Training is fair use
However, you will need to provide an option to opt out
The rationale for training AI models using publicly available internet material is long-standing and widely accepted and supported. This support comes from a wide range of academics, library associations, civil society groups, start-ups, leading U.S. companies, creators, authors, and more, all of whom agree that AI model training is considered fair use. In the European Union, Japan, Singapore, and Israel, there are also laws that allow models to be trained on copyrighted content. This is the advantage of AI innovation, advancement, and investment.
OpenAI says it's the first in the AI industry to offer an easy exit process, which The New York Times adopted in August 2023 to prevent OpenAI's tools from accessing their website.
"Retelling" is a rare mistake
OpenAI is working to reduce it to zero
"Paraphrasing" is a rare glitch in the AI training process. If a specific piece of content appears more than once in the training data, such as when the same piece of content is repeatedly retweeted by different websites, "retelling" by AI models is more common. As a result, OpenAI has taken some steps to prevent duplicate content in the model's output.
OpenAI also follows this principle when designing AI models that Xi concepts and then applying them to new problems, which they hope will absorb fresh information from around the world. Since the model's "Xi learning data" is a collection of all human knowledge, training data from journalism is only the tip of the iceberg, and any single data source, including the New York Times, has no meaning for the model's learning Xi behavior.
The New York Times narrative is incomplete
On December 19 of last year, OpenAI and The New York Times had smooth negotiations to reach a partnership. The focus of the negotiations is that ChatGPT will display the citation sources in real-time in the answers, and the New York Times will connect with new readers in this way. At the time, OpenAI had already explained to the New York Times that their content did not contribute substantially to the training of existing models and would not involve future model training.
The New York Times declined to share any examples of GPT "allegedly plagiarizing" its stories with OpenAI. In July, OpenAI had already offered good faith in resolving the issue, and they immediately removed the content after learning that ChatGPT might accidentally copy content on a live web page.

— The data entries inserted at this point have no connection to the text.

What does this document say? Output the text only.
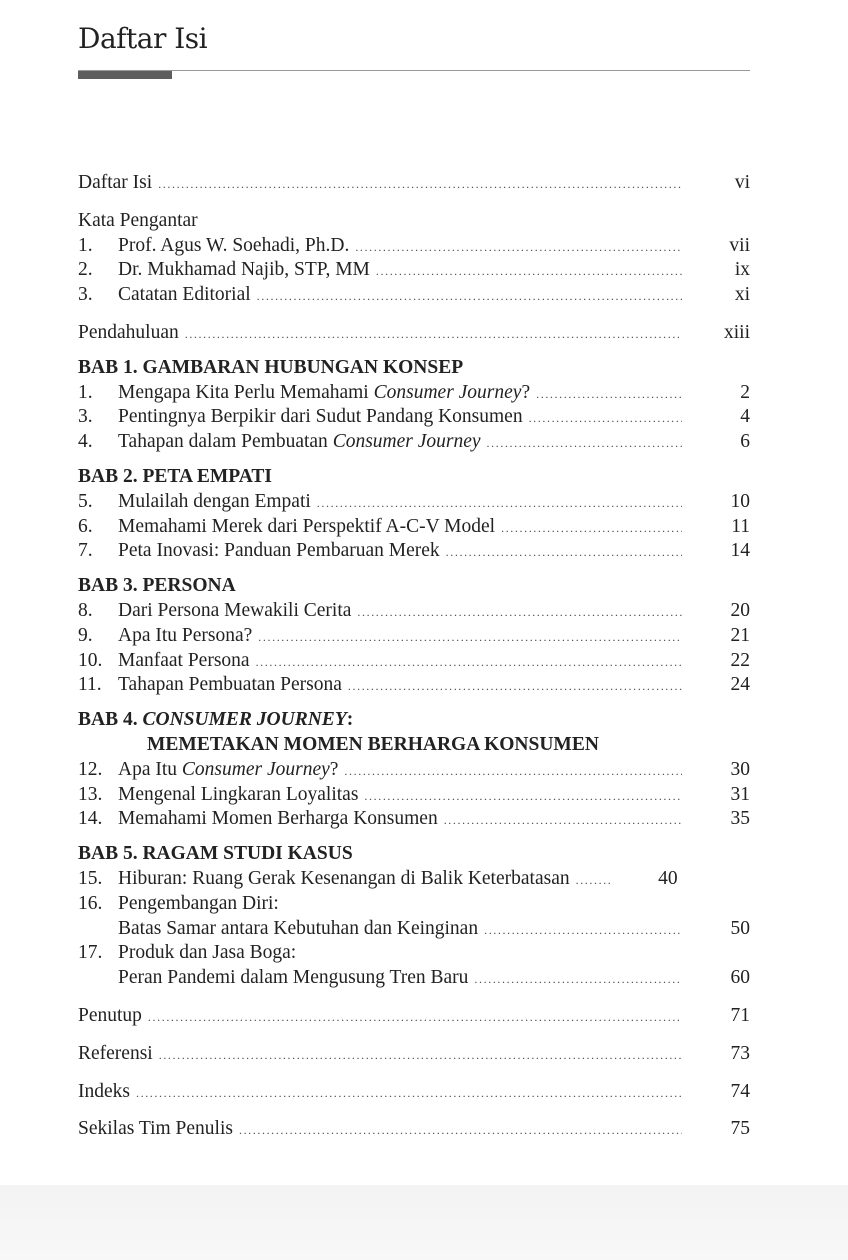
Daftar Isi
Daftar Isi .....	vi
Kata Pengantar
1.	Prof. Agus W. Soehadi, Ph.D. .....	vii
2.	Dr. Mukhamad Najib, STP, MM .....	ix
3.	Catatan Editorial .....	xi
Pendahuluan .....	xiii
BAB 1. GAMBARAN HUBUNGAN KONSEP
1.	Mengapa Kita Perlu Memahami Consumer Journey? .....	2
3.	Pentingnya Berpikir dari Sudut Pandang Konsumen .....	4
4.	Tahapan dalam Pembuatan Consumer Journey .....	6
BAB 2. PETA EMPATI
5.	Mulailah dengan Empati .....	10
6.	Memahami Merek dari Perspektif A-C-V Model .....	11
7.	Peta Inovasi: Panduan Pembaruan Merek .....	14
BAB 3. PERSONA
8.	Dari Persona Mewakili Cerita .....	20
9.	Apa Itu Persona? .....	21
10. Manfaat Persona .....	22
11. Tahapan Pembuatan Persona .....	24
BAB 4. CONSUMER JOURNEY:
MEMETAKAN MOMEN BERHARGA KONSUMEN
12. Apa Itu Consumer Journey? .....	30
13. Mengenal Lingkaran Loyalitas .....	31
14. Memahami Momen Berharga Konsumen .....	35
BAB 5. RAGAM STUDI KASUS
15. Hiburan: Ruang Gerak Kesenangan di Balik Keterbatasan .....	40
16. Pengembangan Diri:
Batas Samar antara Kebutuhan dan Keinginan .....	50
17. Produk dan Jasa Boga:
Peran Pandemi dalam Mengusung Tren Baru .....	60
Penutup .....	71
Referensi .....	73
Indeks .....	74
Sekilas Tim Penulis .....	75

However, the "plagiarism" provided by the New York Times seems to be articles from many years ago. These articles have been widely reposted and disseminated on several third-party websites. OpenAI believes that the New York Times may have deliberately manipulated the prompt words by typing in large excerpts from "plagiarized" articles to induce the AI to respond with a high degree of repetition of the original text. Even with such prompts, OpenAI's models don't typically have such a high rate of repetition in appeals. As a result, OpenAI speculates that The New York Times either manipulated the prompt words or carefully selected "examples" through trial and error.

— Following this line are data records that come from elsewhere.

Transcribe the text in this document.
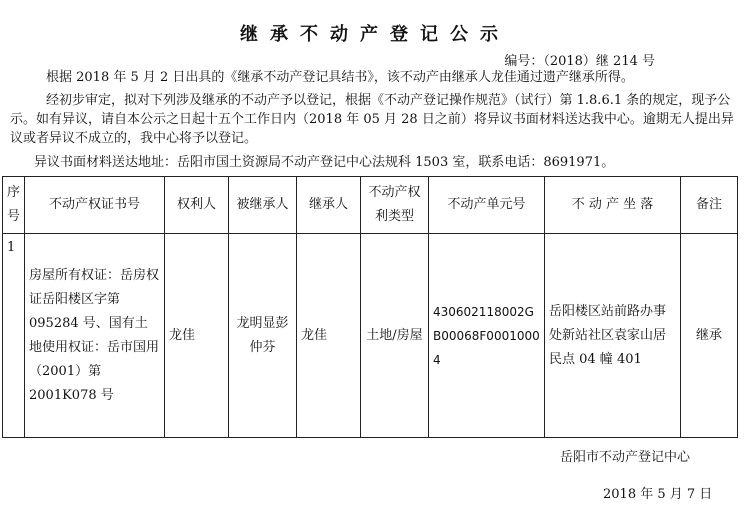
继承不动产登记公示
编号：（2018）继 214 号
根据 2018 年 5 月 2 日出具的《继承不动产登记具结书》，该不动产由继承人龙佳通过遗产继承所得。
经初步审定，拟对下列涉及继承的不动产予以登记，根据《不动产登记操作规范》（试行）第 1.8.6.1 条的规定，现予公示。如有异议，请自本公示之日起十五个工作日内（2018 年 05 月 28 日之前）将异议书面材料送达我中心。逾期无人提出异议或者异议不成立的，我中心将予以登记。
异议书面材料送达地址：岳阳市国土资源局不动产登记中心法规科 1503 室，联系电话：8691971。
序号	不动产权证书号	权利人	被继承人	继承人	不动产权利类型	不动产单元号	不 动 产 坐 落	备注
1	房屋所有权证：岳房权证岳阳楼区字第 095284 号、国有土地使用权证：岳市国用（2001）第 2001K078 号	龙佳	龙明显彭仲芬	龙佳	土地/房屋	430602118002GB00068F00010004	岳阳楼区站前路办事处新站社区袁家山居民点 04 幢 401	继承
岳阳市不动产登记中心
2018 年 5 月 7 日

This repeated multiple rounds of dialogue is a violation of the terms of use. OpenAI is constantly improving the resilience of the system to resist malicious attacks on ruminating training data, and has made great progress recently.

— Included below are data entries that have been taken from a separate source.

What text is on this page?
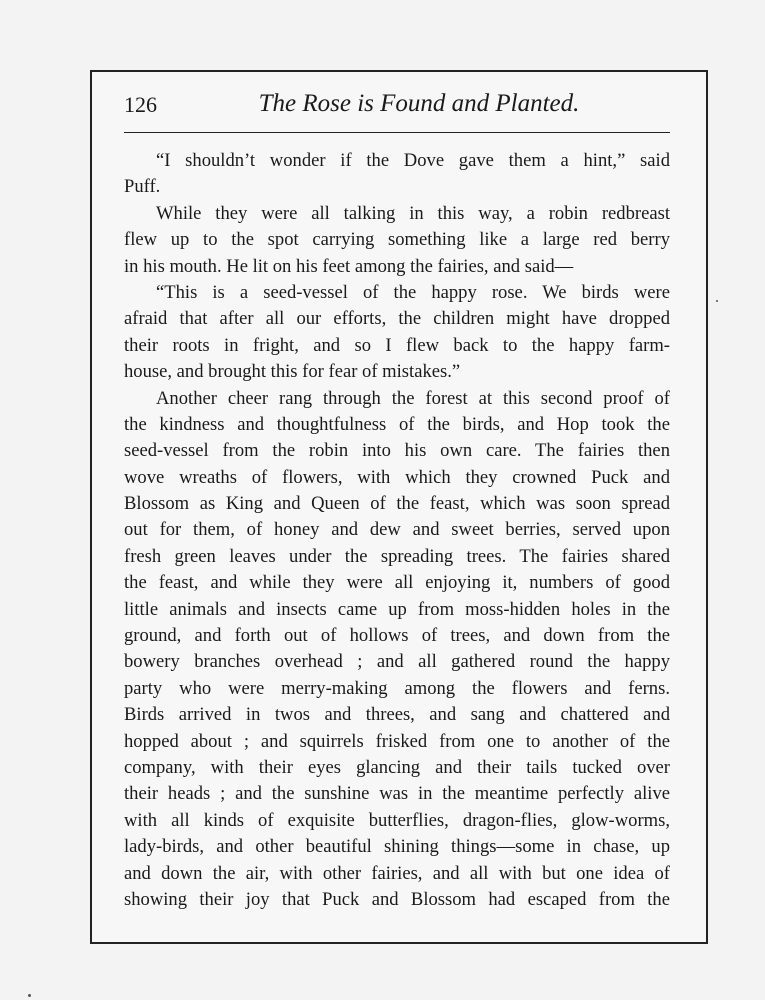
126	The Rose is Found and Planted.
“I shouldn’t wonder if the Dove gave them a hint,” said
Puff.
While they were all talking in this way, a robin redbreast
flew up to the spot carrying something like a large red berry
in his mouth. He lit on his feet among the fairies, and said—
“This is a seed-vessel of the happy rose. We birds were
afraid that after all our efforts, the children might have dropped
their roots in fright, and so I flew back to the happy farm-
house, and brought this for fear of mistakes.”
Another cheer rang through the forest at this second proof of
the kindness and thoughtfulness of the birds, and Hop took the
seed-vessel from the robin into his own care. The fairies then
wove wreaths of flowers, with which they crowned Puck and
Blossom as King and Queen of the feast, which was soon spread
out for them, of honey and dew and sweet berries, served upon
fresh green leaves under the spreading trees. The fairies shared
the feast, and while they were all enjoying it, numbers of good
little animals and insects came up from moss-hidden holes in the
ground, and forth out of hollows of trees, and down from the
bowery branches overhead ; and all gathered round the happy
party who were merry-making among the flowers and ferns.
Birds arrived in twos and threes, and sang and chattered and
hopped about ; and squirrels frisked from one to another of the
company, with their eyes glancing and their tails tucked over
their heads ; and the sunshine was in the meantime perfectly alive
with all kinds of exquisite butterflies, dragon-flies, glow-worms,
lady-birds, and other beautiful shining things—some in chase, up
and down the air, with other fairies, and all with but one idea of
showing their joy that Puck and Blossom had escaped from the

OpenAI concluded its blog by saying that the New York Times lawsuit is baseless. They still want to have a constructive partnership with The New York Times and respect its long history.
The outcome of this debate will be crucial for the future of AI. It can hinder the training of AI models, or it can explore new ways for AI to evolve with enterprises. What do you think about this matter, please leave a message in the comment area to discuss.